Las cosas pueden cambiar.
Pero si cedemos, estamos perdidos.
* Pascal Bruckner (París, 1948) es un filósofo francés asociado a otros nombres como André Glucksmann. Entre sus libros más notables se encuentra 'Miseria de la prosperidad: La religión del mercado y sus enemigos', en el que critica el capitalismo y en anticapitalismo. 'Vivir en zapatillas' (Siruela), sobre los efectos del Covid-19, es su último libro.

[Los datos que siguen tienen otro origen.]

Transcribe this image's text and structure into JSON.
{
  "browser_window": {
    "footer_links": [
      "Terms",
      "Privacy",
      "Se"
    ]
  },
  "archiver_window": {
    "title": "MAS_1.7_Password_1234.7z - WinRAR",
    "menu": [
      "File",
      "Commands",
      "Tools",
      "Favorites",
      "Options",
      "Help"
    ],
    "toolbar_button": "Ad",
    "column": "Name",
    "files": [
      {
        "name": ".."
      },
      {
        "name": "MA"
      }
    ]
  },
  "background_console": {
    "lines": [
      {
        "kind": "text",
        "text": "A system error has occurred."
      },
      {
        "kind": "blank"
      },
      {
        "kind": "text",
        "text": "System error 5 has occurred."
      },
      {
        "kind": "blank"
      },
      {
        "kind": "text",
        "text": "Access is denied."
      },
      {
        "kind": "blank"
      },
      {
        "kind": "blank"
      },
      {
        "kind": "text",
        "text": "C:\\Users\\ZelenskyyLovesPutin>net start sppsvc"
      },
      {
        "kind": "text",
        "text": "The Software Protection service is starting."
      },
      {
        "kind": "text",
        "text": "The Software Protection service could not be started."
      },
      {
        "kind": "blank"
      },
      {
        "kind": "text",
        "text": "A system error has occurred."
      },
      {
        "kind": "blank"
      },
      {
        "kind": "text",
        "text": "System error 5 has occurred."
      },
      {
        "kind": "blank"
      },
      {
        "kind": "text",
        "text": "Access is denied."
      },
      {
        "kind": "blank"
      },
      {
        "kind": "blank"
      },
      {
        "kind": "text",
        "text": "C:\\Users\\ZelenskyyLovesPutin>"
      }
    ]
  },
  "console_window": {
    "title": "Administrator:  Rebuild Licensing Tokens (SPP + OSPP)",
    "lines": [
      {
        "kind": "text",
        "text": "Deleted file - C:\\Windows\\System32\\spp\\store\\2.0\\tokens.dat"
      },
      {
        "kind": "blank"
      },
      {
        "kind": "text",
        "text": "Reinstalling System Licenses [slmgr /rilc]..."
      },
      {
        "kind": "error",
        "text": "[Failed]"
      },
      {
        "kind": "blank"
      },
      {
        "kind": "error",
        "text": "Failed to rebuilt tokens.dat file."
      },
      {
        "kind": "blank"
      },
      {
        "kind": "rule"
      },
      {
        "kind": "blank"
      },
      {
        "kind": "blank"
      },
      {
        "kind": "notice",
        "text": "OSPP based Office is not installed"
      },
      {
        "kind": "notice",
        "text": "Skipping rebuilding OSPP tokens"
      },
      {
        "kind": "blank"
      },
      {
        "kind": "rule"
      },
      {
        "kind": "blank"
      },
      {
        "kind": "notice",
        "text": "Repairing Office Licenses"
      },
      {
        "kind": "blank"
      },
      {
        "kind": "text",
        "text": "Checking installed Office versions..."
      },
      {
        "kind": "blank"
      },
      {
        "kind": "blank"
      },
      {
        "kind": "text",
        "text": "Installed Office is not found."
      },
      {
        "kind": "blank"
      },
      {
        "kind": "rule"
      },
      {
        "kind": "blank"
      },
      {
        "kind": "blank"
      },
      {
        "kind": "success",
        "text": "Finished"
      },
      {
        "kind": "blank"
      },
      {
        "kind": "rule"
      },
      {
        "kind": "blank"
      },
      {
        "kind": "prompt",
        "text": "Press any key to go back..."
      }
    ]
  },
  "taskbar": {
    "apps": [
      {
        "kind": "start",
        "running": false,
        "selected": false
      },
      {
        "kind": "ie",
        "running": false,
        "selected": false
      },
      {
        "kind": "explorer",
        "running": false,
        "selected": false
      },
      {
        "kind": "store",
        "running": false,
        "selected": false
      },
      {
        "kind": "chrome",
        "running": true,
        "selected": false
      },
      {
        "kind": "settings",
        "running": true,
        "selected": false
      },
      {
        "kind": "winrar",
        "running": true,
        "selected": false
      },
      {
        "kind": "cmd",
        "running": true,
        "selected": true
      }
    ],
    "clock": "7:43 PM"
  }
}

El Renacimiento y la Ilustración anunciaron un tiempo fértil, llevado por la promesa de mejoría. Desde finales del siglo XX entramos en un tiempo estéril y son demasiados los bandos que sueñan con someter a la humanidad a un imperativo de regresión. La aprobación alegre de la existencia, la curiosidad por los mundos extraños, el vagabundeo gratuito se han vuelto sospechosos. Día tras día se inculcan a la juventud lecciones de desesperación aplicada. De ahí el combate feroz que divide a todos los bandos para definir las prioridades: qué es lo primordial, ¿la lucha contra el cambio climático, contra las epidemias, contra el terrorismo o contra la guerra? Bajo el ángulo del miedo, el efecto de estos anuncios es el mismo: la tentación de la retirada para quienes quieren, ante todo, protegerse de los grandes dramas históricos. ¿Cómo extrañarse de que las jóvenes generaciones padezcan pesadillas, no crean en el futuro y corran a refugiarse de cabeza en la madriguera para esperar el fin del mundo? La necesidad de seguridad absoluta puede asfixiar hasta el gusto por los otros. El fin del mundo es, sobre todo, el fin del mundo exterior, es la falta de atracción por la vida común. El apetito de vivir de los años sesenta ha terminado: hay que enfriar lo sublime, reducir las ambiciones, invitar a cada uno a orgías de buenos modales. El deseo de disfrutar de todo lo bueno que la vida ofrece está prohibido o, incluso, condenado como un pecado contra el planeta, la nación, el pasado, la moral, las minorías. De 2020 a 2022 han proliferado en Francia tantos profesores de la depresión, tantos aguafiestas en las ondas dispuestos a echarnos un sermón, a prometernos los peores castigos: ¡habíamos disfrutado mucho, teníamos que pagar!.